This is a really nice overview of the nuances of WebRTC.
If you want to try this tech at a higher level, I maintain an experimental hobby project that attempts to abstract all the complicated parts of WebRTC into a simple API. Most importantly, it obviates the need to run your own signaling server by piggybacking on various public protocols like torrent trackers or IPFS to match peers. It's well-suited for quick projects/prototypes.
Trystero is magic. I am baffled that it doesn’t have thousands of stars on GitHub. I’ve used it in several projects and it Just Works. Thank you for the incredible library dmotz!
I haven't found a library that makes me feel comfortable with using WebRTC for random little projects.

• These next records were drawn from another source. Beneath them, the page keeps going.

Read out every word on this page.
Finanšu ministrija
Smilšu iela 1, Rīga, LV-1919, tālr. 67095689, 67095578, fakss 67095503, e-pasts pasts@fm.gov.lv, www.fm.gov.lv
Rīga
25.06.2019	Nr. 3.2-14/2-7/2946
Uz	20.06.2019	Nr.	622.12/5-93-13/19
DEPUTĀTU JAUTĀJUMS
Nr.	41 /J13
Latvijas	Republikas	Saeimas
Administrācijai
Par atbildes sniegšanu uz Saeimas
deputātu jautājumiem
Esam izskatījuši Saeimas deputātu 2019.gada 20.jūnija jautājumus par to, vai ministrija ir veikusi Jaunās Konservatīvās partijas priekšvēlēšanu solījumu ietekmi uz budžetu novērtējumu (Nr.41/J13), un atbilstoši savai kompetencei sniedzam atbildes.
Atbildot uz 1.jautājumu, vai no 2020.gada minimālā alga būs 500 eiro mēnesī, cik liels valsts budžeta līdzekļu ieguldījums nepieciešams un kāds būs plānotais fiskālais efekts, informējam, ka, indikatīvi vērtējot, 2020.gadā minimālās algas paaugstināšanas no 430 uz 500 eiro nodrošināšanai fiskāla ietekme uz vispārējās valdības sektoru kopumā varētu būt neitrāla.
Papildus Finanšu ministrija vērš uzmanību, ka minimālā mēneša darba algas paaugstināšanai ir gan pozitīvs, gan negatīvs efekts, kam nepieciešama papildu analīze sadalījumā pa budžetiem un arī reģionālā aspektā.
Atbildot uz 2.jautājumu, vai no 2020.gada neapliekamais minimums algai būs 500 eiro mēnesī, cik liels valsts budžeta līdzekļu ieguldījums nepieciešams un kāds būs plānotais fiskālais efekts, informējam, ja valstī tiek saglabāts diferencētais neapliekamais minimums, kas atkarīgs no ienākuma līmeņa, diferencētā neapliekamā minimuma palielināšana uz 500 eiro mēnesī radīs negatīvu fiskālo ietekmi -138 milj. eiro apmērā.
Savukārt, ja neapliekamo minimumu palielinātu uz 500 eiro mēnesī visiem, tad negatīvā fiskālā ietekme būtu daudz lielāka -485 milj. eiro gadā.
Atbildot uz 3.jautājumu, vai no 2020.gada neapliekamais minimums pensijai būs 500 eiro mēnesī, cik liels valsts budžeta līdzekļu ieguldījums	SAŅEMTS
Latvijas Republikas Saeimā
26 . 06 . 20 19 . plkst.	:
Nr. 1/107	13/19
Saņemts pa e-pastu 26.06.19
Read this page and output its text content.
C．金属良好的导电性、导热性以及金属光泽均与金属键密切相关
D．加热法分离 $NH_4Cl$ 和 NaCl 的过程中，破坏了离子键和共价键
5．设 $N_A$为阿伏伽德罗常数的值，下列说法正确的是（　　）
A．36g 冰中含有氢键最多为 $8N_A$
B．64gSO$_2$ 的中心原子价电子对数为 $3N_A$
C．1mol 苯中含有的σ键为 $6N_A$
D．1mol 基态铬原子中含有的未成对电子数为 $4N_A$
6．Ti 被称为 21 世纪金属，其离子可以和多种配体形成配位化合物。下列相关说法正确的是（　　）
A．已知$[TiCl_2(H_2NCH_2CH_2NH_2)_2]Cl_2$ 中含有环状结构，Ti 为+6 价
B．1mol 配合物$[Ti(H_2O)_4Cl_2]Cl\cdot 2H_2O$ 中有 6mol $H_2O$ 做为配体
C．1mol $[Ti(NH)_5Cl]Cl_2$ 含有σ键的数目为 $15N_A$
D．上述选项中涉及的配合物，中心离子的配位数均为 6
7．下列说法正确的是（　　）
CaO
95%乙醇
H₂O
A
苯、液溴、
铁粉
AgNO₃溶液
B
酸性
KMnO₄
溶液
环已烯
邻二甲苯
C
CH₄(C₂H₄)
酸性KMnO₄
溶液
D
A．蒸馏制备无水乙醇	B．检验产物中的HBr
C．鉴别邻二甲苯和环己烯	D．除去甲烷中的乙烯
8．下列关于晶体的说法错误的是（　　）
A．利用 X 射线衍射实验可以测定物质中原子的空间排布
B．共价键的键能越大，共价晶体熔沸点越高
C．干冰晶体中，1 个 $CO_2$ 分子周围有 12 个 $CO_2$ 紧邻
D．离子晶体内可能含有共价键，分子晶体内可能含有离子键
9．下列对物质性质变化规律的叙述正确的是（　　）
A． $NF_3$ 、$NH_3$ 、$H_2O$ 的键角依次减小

Setting up TURN/STUN is annoying and I've actually never successfully setup a server/client model (it seems like it'd be useful to have the fast UDP-like stuff, despite WebRTC mostly being about client/client communication)
> despite WebRTC mostly being about client/client communication
This is actually kind of a misconception, though it’s an understandable one given that WebRTC is almost always pitched as a peer-to-peer protocol.
In practice, most people using WebRTC for video are sending their video to a server, not directly to another client. It’s pretty safe to assume that most people who use your app are going to need TURN, and at that point, you’re not really doing peer-to-peer at all, so you might as well just have your browser-based app talk to a server that’s pretending to be another browser.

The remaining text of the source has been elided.